Thursday, June 11, 2015

The real Sherlock Holmes versus Dracula.

With the passing of film legend Christopher Lee on Sunday . . . well, you know . . . a lot of appreciation coming out. His later film outings in the Tolkien adaptations kept him well on the radar of the general public, and he seems to have crossed everybody's entertainment path at some point . . . and definitely that of the ardent Sherlockian.

Henry Baskerville, Sherlock Holmes, Mycroft Holmes, Sherlock Holmes again . . . and again.

Yeah . . .

But while his Mycroft is imprinted on my mind forever . . . "The last doctor who warned me about that was crossing Piccadilly, slipped on an orange peel, and was run over by a delivery van from Fortnum and Mason. Your very good health." . . . it's not a Holmes that will ever be my classic Christopher Lee role.

No, it was those Saturday afternoon matinees in the Strand Theater, where I first saw the preview to The Private Life of Sherlock Holmes and got hooked on Holmes, where it wasn't Holmes filling the screen but the never-quite-fully-killed Count Dracula.

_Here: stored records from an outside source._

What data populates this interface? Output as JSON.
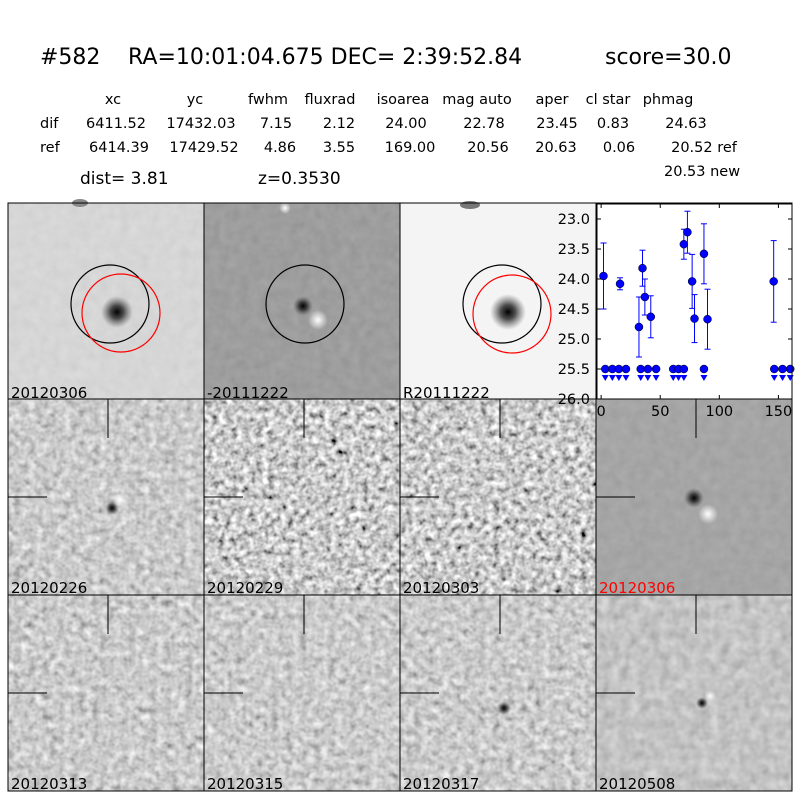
{
  "header": {
    "id": "#582",
    "coords": "RA=10:01:04.675 DEC= 2:39:52.84",
    "score": "score=30.0"
  },
  "table": {
    "columns": [
      "xc",
      "yc",
      "fwhm",
      "fluxrad",
      "isoarea",
      "mag auto",
      "aper",
      "cl star",
      "phmag"
    ],
    "rows": [
      {
        "label": "dif",
        "cells": [
          "6411.52",
          "17432.03",
          "7.15",
          "2.12",
          "24.00",
          "22.78",
          "23.45",
          "0.83",
          "24.63"
        ]
      },
      {
        "label": "ref",
        "cells": [
          "6414.39",
          "17429.52",
          "4.86",
          "3.55",
          "169.00",
          "20.56",
          "20.63",
          "0.06",
          "20.52 ref"
        ]
      }
    ],
    "note": "20.53 new"
  },
  "info": {
    "dist": "dist=  3.81",
    "z": "z=0.3530"
  },
  "stamps": [
    "20120306",
    "-20111222",
    "R20111222",
    "20120226",
    "20120229",
    "20120303",
    "20120306",
    "20120313",
    "20120315",
    "20120317",
    "20120508"
  ],
  "chart_data": {
    "type": "scatter",
    "series": [
      {
        "color": "#0000ff",
        "marker": "point",
        "x": [
          2,
          16,
          32,
          35,
          37,
          42,
          70,
          73,
          77,
          79,
          87,
          90,
          146
        ],
        "values": [
          23.95,
          24.08,
          24.8,
          23.82,
          24.3,
          24.63,
          23.42,
          23.22,
          24.04,
          24.66,
          23.58,
          24.67,
          24.04
        ],
        "errors": [
          0.55,
          0.1,
          0.5,
          0.3,
          0.3,
          0.35,
          0.25,
          0.35,
          0.45,
          0.4,
          0.5,
          0.5,
          0.68
        ]
      },
      {
        "color": "#0000ff",
        "marker": "limit",
        "x": [
          3.5,
          9.5,
          15,
          21,
          33.5,
          39.5,
          46.5,
          61,
          65.5,
          70,
          87,
          146.5,
          153.5,
          160
        ],
        "values": [
          25.5,
          25.5,
          25.5,
          25.5,
          25.5,
          25.5,
          25.5,
          25.5,
          25.5,
          25.5,
          25.5,
          25.5,
          25.5,
          25.5
        ]
      }
    ],
    "xlim": [
      -3.5,
      161.5
    ],
    "xticks": [
      0,
      50,
      100,
      150
    ],
    "ylim": [
      26.0,
      22.75
    ],
    "yticks": [
      {
        "value": 23.0,
        "label": "23.0"
      },
      {
        "value": 23.5,
        "label": "23.5"
      },
      {
        "value": 24.0,
        "label": "24.0"
      },
      {
        "value": 24.5,
        "label": "24.5"
      },
      {
        "value": 25.0,
        "label": "25.0"
      },
      {
        "value": 25.5,
        "label": "25.5"
      },
      {
        "value": 26.0,
        "label": "26.0"
      }
    ]
  }
}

Christopher Lee's Dracula always overshadowed his Holmes for me. Frank Langella also played both, but was just too pretty for either role, really. Lee's Dracula was commanding, powerful, and total monster. He was the serial killer before my friends and I even knew what serial killers were. When I first learned of Jack the Ripper, I figured he had to be something like Christopher Lee's Dracula, or else why the heck would people be so scared of him?

On my list of movies I want to go to an alternate universe to see one day is a 1960s Sherlock Holmes versus Dracula featuring Peter Cushing as Sherlock Holmes and Christopher Lee as Count Dracula. Hammer Films was doing Cushing as Sherlock and Lee as Dracula, so that film was soooo close, sooo possible (except maybe for the whims of that Doyle kid who was still probably a bit of a problem back then).

For now, however, the only Sherlock Holmes versus Dracula we have featuring Christopher Lee is pitting Lee versus Lee in our looking back at his works in our memories. And that's not too shabby at thing, at that.